De heer Te Veldhuis (VVD): Ik heb al deze voorbeelden van nabij meegemaakt en ze zijn allemaal waar. Er was echter geen enkel geval van zwangerschaps- of bevallingsverlof bij. De afwezigheid van Kamerleden had hier niets mee te maken.
Minister De Vries: De stelling: dat regelen wij allemaal wel, slaat in ieder geval nergens op.

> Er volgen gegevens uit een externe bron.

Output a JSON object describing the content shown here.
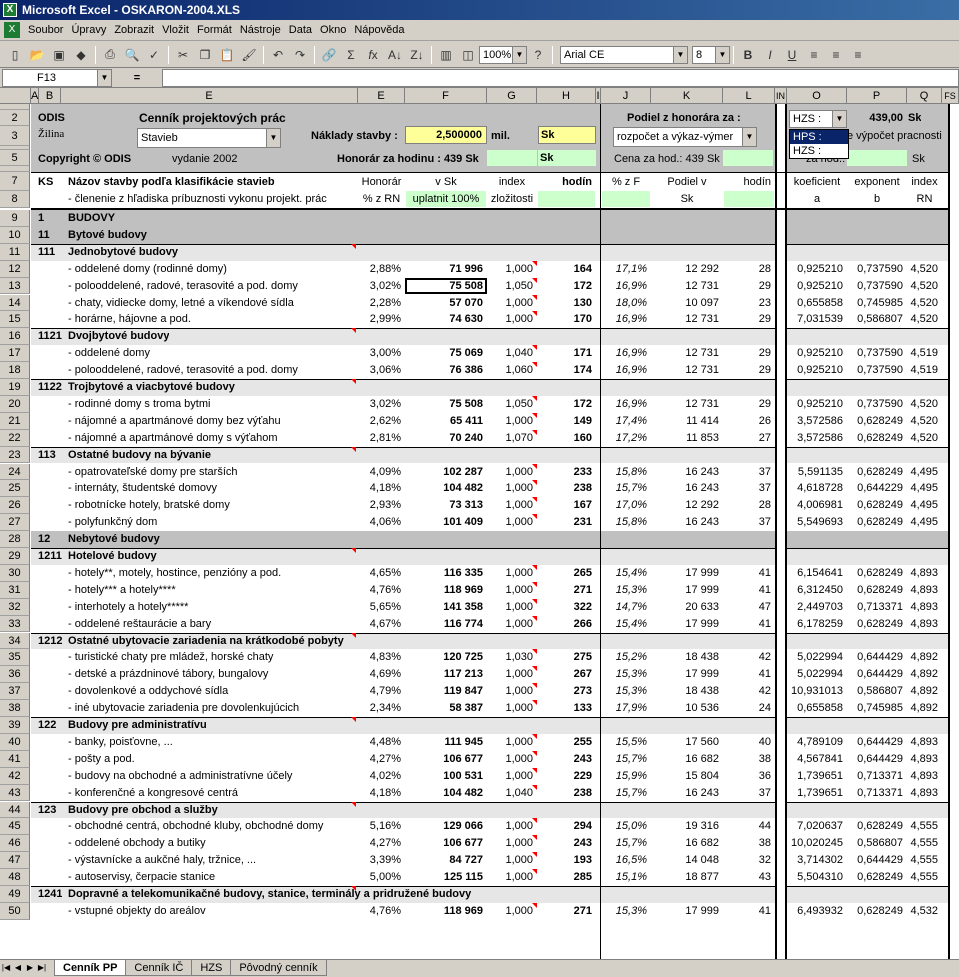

De heer Te Veldhuis (VVD): Ik heb niet gezegd: dat regelen wij allemaal wel. Ik heb gewezen op de praktijk hier in de Kamer dat in geval van ziekte en zwangerschap, zelfs bij langdurige ziekte, een lid van een grote fractie permanent niet aan stemmingen deelneemt uit respect voor een ander lid van een kleinere fractie dat afwezig is. Daarmee wordt beoogd de democratische gezindheid en de democratische legitimatie van de besluitvorming hier te bevorde-
Minister De Vries: Ik noemde net een aantal voorbeelden waarbij die pairafspraken kennelijk niet werkten.
De heer Te Veldhuis (VVD): In die gevallen was er niet gepaird omdat de leden hun plicht niet nakwamen. Dat heeft niets met zwangerschapsverlof of ziekte te maken.
Minister De Vries: Het is zeer de vraag of het een kwestie van plichtsvervulling door die leden was. In ieder geval kwamen bij de desbetreffende stemmingen de krachtsverhoudingen zoals de kiezer die had gewild in het vertegenwoordigend lichaam niet tot uitdrukking. Als de Kamer dat niet kan regelen, zal er een oplossing moeten komen voor situaties waarin een lid van de ren.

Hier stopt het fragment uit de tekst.